HOFFMAN v. LAWRENCE WAREHOUSE CO.
    Circuit Court, Dade County.
    November 29, 1957.
    Joseph I. Davis, Miami for plaintiff.
    Sturrup & Gautier, Miami, for defendant.
   VINCENT C. GIBLIN, Circuit Judge.

The court has heard and considered the defendant’s motion for leave to file a cross-claim against Hollywood Builders Supply, Inc. and to bring such corporation into the action as an additional party.

The motion is predicated on an erroneous construction of rules 1.13(7) and 1.13(8) of the Florida Rules of Civil Procedure, which were copied from, and should be given the same construction as, rules 13 (g) and 13 (h) of the Federal Rules of Civil Procedure.

A cross-claim may be asserted properly only against a co-party under our state rule 1.13(7) or under federal rule 13(g) ; and, when (and only when) a cross-claim is so properly asserted, may one not a party to the original action be brought in, under state rule 1.13(8) or federal rule 13(h), if his presence is required for the granting of complete relief in the determination of the cross-claim.

Neither our state rules, 1.13(7) and 1.13(8), nor the federal rules, 13(g) and 13(h), should be confused, however, with impleader (third-party practice).

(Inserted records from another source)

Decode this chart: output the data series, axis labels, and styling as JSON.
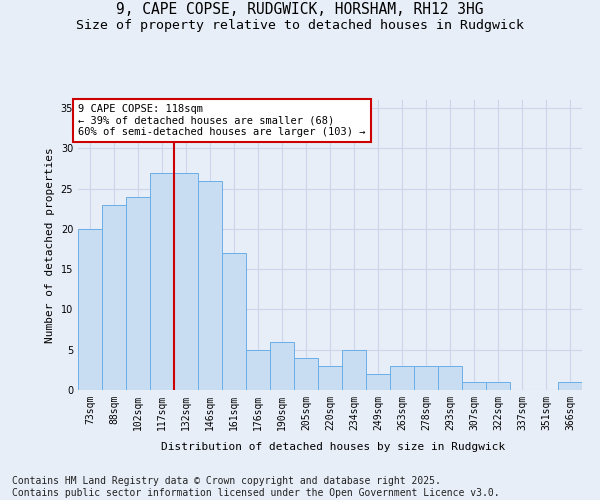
{
  "title_line1": "9, CAPE COPSE, RUDGWICK, HORSHAM, RH12 3HG",
  "title_line2": "Size of property relative to detached houses in Rudgwick",
  "xlabel": "Distribution of detached houses by size in Rudgwick",
  "ylabel": "Number of detached properties",
  "bar_labels": [
    "73sqm",
    "88sqm",
    "102sqm",
    "117sqm",
    "132sqm",
    "146sqm",
    "161sqm",
    "176sqm",
    "190sqm",
    "205sqm",
    "220sqm",
    "234sqm",
    "249sqm",
    "263sqm",
    "278sqm",
    "293sqm",
    "307sqm",
    "322sqm",
    "337sqm",
    "351sqm",
    "366sqm"
  ],
  "bar_values": [
    20,
    23,
    24,
    27,
    27,
    26,
    17,
    5,
    6,
    4,
    3,
    5,
    2,
    3,
    3,
    3,
    1,
    1,
    0,
    0,
    1
  ],
  "bar_color": "#c9ddf2",
  "bar_edge_color": "#6aaee8",
  "vline_color": "#cc0000",
  "annotation_title": "9 CAPE COPSE: 118sqm",
  "annotation_line2": "← 39% of detached houses are smaller (68)",
  "annotation_line3": "60% of semi-detached houses are larger (103) →",
  "annotation_box_color": "#cc0000",
  "annotation_fill": "#ffffff",
  "ylim": [
    0,
    36
  ],
  "yticks": [
    0,
    5,
    10,
    15,
    20,
    25,
    30,
    35
  ],
  "grid_color": "#ccd6e8",
  "background_color": "#e8eef8",
  "footer": "Contains HM Land Registry data © Crown copyright and database right 2025.\nContains public sector information licensed under the Open Government Licence v3.0.",
  "footer_fontsize": 7,
  "title_fontsize": 10.5,
  "subtitle_fontsize": 9.5,
  "label_fontsize": 8,
  "tick_fontsize": 7,
  "ann_fontsize": 7.5
}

Impleader, or third-party practice, is provided for by rule 14 of the Federal Rules of Civil Procedure, but the draftsmen of our state civil procedural code (although much of the federal system was adopted) purposefully omitted from our state rules the provisions of federal rule 14. See Moore’s Federal Practice (Second Edition), page 101 (and cases cited) and 1956 Cumulative Supplement, page 28 (and case cited).

Personally, I think we should have in our state procedural rules provisions, such as are found in the federal rules, for impleader or third-party practice, but since we do not have, the order the entry of which the defendant seeks cannot be properly entered; and, therefore, the mentioned motion is denied.